The Green Party’s presidential candidate, Dr. Jill Stein, held a rally on Halloween afternoon at Schenley Plaza under her doctrine “for the people, planet, and peace”.
Stein, a former physician and current environmental activist, has spearheaded the Green Party of the United States twice before, being nominated for president in 2012 and 2016. Stein is running alongside Rudolph “Butch” Ware, an African and Islamic history professor at the University of California Santa Barbara.
Encircled by a crowd of about twenty attendees and several interested onlookers, Stein began her speech with the topic of conflict in the Middle East.
“What we are seeing on our cell phones, on our computers, every day, is just unbelievable,” Stein said. “The worst genocide certainly that we’ve ever seen livestreamed and certainly that we have been paying for.”
Stein then discussed the American housing crisis. She criticized the federal government’s halting of investments in public housing, leading to private equity “buying up our housing for rental and permanent housing.”
“They’re buying it up, hoarding it, feeding it bacon, and taking it off the market to drive up the cost of housing,” Stein said. “We are calling for housing as a human right.”
Moving on to the prominent Green Party issue of climate change, Stein addressed the toll that the burning of fossil fuels has taken on Pittsburgh’s inhabitants.
“As the people of Pittsburgh know … the rates of asthma and the rates of heart disease are far higher here than in other communities,” Stein said.
Stein ended her speech by condemning the two major political parties in the United States, denouncing their authoritarian tendencies and complacency in the Israel-Gaza conflict.
“We don’t have to wait for Donald Trump to see fascism,” Stein said. “We have fascism right now in the top cities and at the attack of innocent protesters on campus and in our streets.”
Stein added that Harris already lost the “anti-genocide vote” because “It’s more important to the Biden-Harris administration to continue the genocide rather than to win the election.”
In an interview with The Pitt News, Stein shared more thoughts about the stakes of the upcoming election. When asked about her policies in the interests of college students, she talked about the issue of affordable education.
“Abolishing student debt and making public higher education free, something that Biden has always promised and has never done, was actually introduced in my 2012 campaign,” Stein said.
Stein rebutted criticism about the Green Party diverting votes from the two major parties in the election, calling it “propaganda”.
“This has been used ever since the opposition to slavery,” Stein said. “The abolitionist parties were labeled as spoilers. This is what political propaganda from the dominance of political powers will always be, that you’re spoiling their party.”

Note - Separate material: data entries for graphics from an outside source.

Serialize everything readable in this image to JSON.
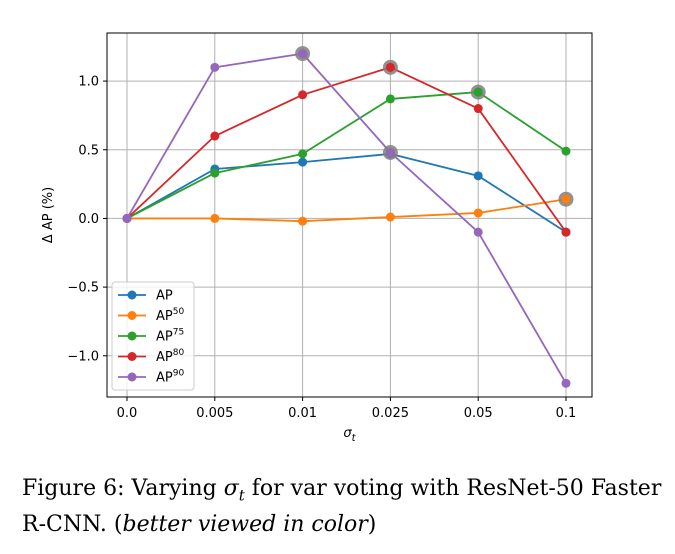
{
  "chart_data": {
    "type": "line",
    "categories": [
      "0.0",
      "0.005",
      "0.01",
      "0.025",
      "0.05",
      "0.1"
    ],
    "xlabel": "σt",
    "ylabel": "Δ AP (%)",
    "ylim": [
      -1.3,
      1.35
    ],
    "yticks": [
      -1.0,
      -0.5,
      0.0,
      0.5,
      1.0
    ],
    "ytick_labels": [
      "−1.0",
      "−0.5",
      "0.0",
      "0.5",
      "1.0"
    ],
    "grid": true,
    "legend_position": "lower-left",
    "series": [
      {
        "name": "AP",
        "sup": "",
        "color": "#1f77b4",
        "values": [
          0.0,
          0.36,
          0.41,
          0.47,
          0.31,
          -0.1
        ]
      },
      {
        "name": "AP",
        "sup": "50",
        "color": "#ff7f0e",
        "values": [
          0.0,
          0.0,
          -0.02,
          0.01,
          0.04,
          0.14
        ]
      },
      {
        "name": "AP",
        "sup": "75",
        "color": "#2ca02c",
        "values": [
          0.0,
          0.33,
          0.47,
          0.87,
          0.92,
          0.49
        ]
      },
      {
        "name": "AP",
        "sup": "80",
        "color": "#d62728",
        "values": [
          0.0,
          0.6,
          0.9,
          1.1,
          0.8,
          -0.1
        ]
      },
      {
        "name": "AP",
        "sup": "90",
        "color": "#9467bd",
        "values": [
          0.0,
          1.1,
          1.2,
          0.48,
          -0.1,
          -1.2
        ]
      }
    ],
    "highlighted_points": [
      {
        "series_index": 4,
        "category_index": 2
      },
      {
        "series_index": 3,
        "category_index": 3
      },
      {
        "series_index": 4,
        "category_index": 3
      },
      {
        "series_index": 2,
        "category_index": 4
      },
      {
        "series_index": 1,
        "category_index": 5
      }
    ],
    "highlight_color": "#7f7f7f"
  },
  "caption": {
    "prefix": "Figure 6: Varying ",
    "symbol": "σt",
    "middle": " for var voting with ResNet-50 Faster R-CNN. (",
    "italic": "better viewed in color",
    "suffix": ")"
  }
}
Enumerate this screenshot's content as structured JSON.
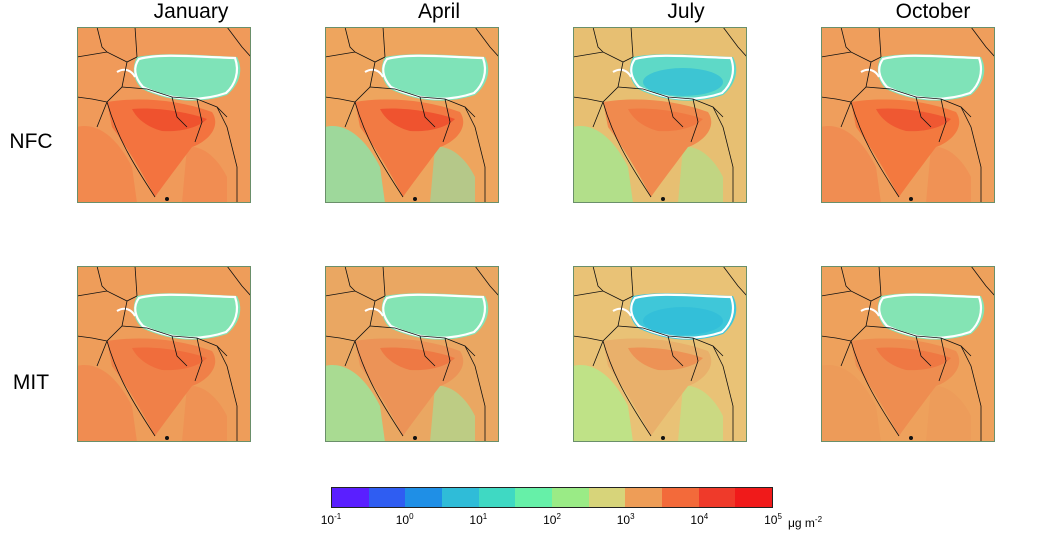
{
  "columns": [
    "January",
    "April",
    "July",
    "October"
  ],
  "rows": [
    "NFC",
    "MIT"
  ],
  "colorbar": {
    "colors": [
      "#5a1fff",
      "#2f5df2",
      "#1f8fe6",
      "#2fbcd8",
      "#3fd9c3",
      "#66f0a8",
      "#9aeb86",
      "#d7d47a",
      "#ee9d57",
      "#f36a3a",
      "#ef3a2a",
      "#f01a1a"
    ],
    "ticks": [
      {
        "base": "10",
        "exp": "-1"
      },
      {
        "base": "10",
        "exp": "0"
      },
      {
        "base": "10",
        "exp": "1"
      },
      {
        "base": "10",
        "exp": "2"
      },
      {
        "base": "10",
        "exp": "3"
      },
      {
        "base": "10",
        "exp": "4"
      },
      {
        "base": "10",
        "exp": "5"
      }
    ],
    "unit_prefix": "μg m",
    "unit_exp": "-2"
  }
}
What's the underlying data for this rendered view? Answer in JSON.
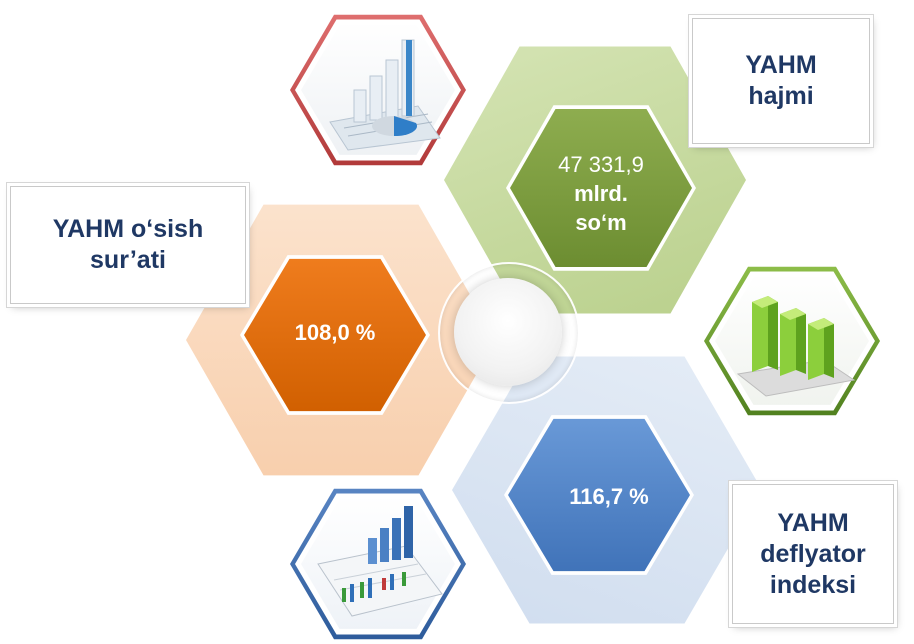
{
  "indicators": {
    "volume": {
      "title_line1": "YAHM",
      "title_line2": "hajmi",
      "value_number": "47 331,9",
      "value_unit_line1": "mlrd.",
      "value_unit_line2": "so‘m",
      "color": "#7a9a3c"
    },
    "growth": {
      "title_line1": "YAHM o‘sish",
      "title_line2": "sur’ati",
      "value": "108,0 %",
      "color": "#e36c09"
    },
    "deflator": {
      "title_line1": "YAHM",
      "title_line2": "deflyator",
      "title_line3": "indeksi",
      "value": "116,7 %",
      "color": "#4f81bd"
    }
  },
  "colors": {
    "label_text": "#1f3864",
    "green_light": "#c3d69b",
    "orange_light": "#fbd4b4",
    "blue_light": "#dbe5f1"
  },
  "icons": [
    "bar-pie-chart-icon",
    "green-bar-chart-icon",
    "report-chart-icon"
  ]
}
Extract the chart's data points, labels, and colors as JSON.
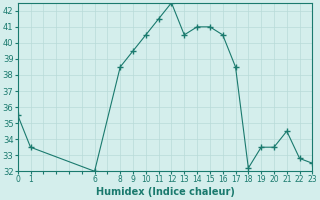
{
  "x": [
    0,
    1,
    6,
    8,
    9,
    10,
    11,
    12,
    13,
    14,
    15,
    16,
    17,
    18,
    19,
    20,
    21,
    22,
    23
  ],
  "y": [
    35.5,
    33.5,
    32.0,
    38.5,
    39.5,
    40.5,
    41.5,
    42.5,
    40.5,
    41.0,
    41.0,
    40.5,
    38.5,
    32.2,
    33.5,
    33.5,
    34.5,
    32.8,
    32.5
  ],
  "xlim": [
    0,
    23
  ],
  "ylim": [
    32,
    42.5
  ],
  "yticks": [
    32,
    33,
    34,
    35,
    36,
    37,
    38,
    39,
    40,
    41,
    42
  ],
  "xticks_shown": [
    0,
    1,
    6,
    8,
    9,
    10,
    11,
    12,
    13,
    14,
    15,
    16,
    17,
    18,
    19,
    20,
    21,
    22,
    23
  ],
  "xlabel": "Humidex (Indice chaleur)",
  "line_color": "#1a7a6e",
  "marker": "+",
  "bg_color": "#d4eeec",
  "grid_color": "#b8dbd8",
  "tick_fontsize": 5.5,
  "xlabel_fontsize": 7,
  "ytick_fontsize": 6
}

Stein then quoted prominent abolitionist Frederick Douglass in her rationale for voting green.
“If Americans are voting against who we hate, who we hate the most, instead of voting for what we want, we’re never going to get the solution,” Stein said. “Power concedes nothing without a demand. It never has and it never will.”
Community member Sabrina Maines, who belongs to the Pittsburgh Palestine Coalition and is a supporter of Jill Stein for president, highlighted the stakes of the 2024 Green Party presidential run.
“If the Green Party gets 5% of the vote, they will get public funding for the 2028 election,” Maines said, “and that is our goal.”
Attendee Matt Nemeth, member and elected officer of the Green Party of Allegheny County, explained how public funding would boost the expansion of the party.
“We’re at a significant monetary disadvantage to the major parties,” Nemeth said, “and getting those federal funds would allow us to hire more campaign staff, to have a network across the country that’s a lot stronger, to do outreach to voters and to market.”
Kenny Zhou, a first-year urban planning student, wrote-in Bernie Sanders on his ballot. He explained he doesn’t agree with all of the Green Party’s policies, but expressed the need for “more parties in the US.”
“I think if enough people join us in writing in Bernie or voting for third party, the Democratic party is going to see that what they’re doing is making people not support them,” Zhou said. “So maybe then [Democrats] will become more liberal and move to the left.”
Maines explained that she will continue her advocacy despite the results of the upcoming election.
“Regardless of who wins, Republicans or Democrats, we will be here organizing after the elections against all the systems of oppression,” Maines said.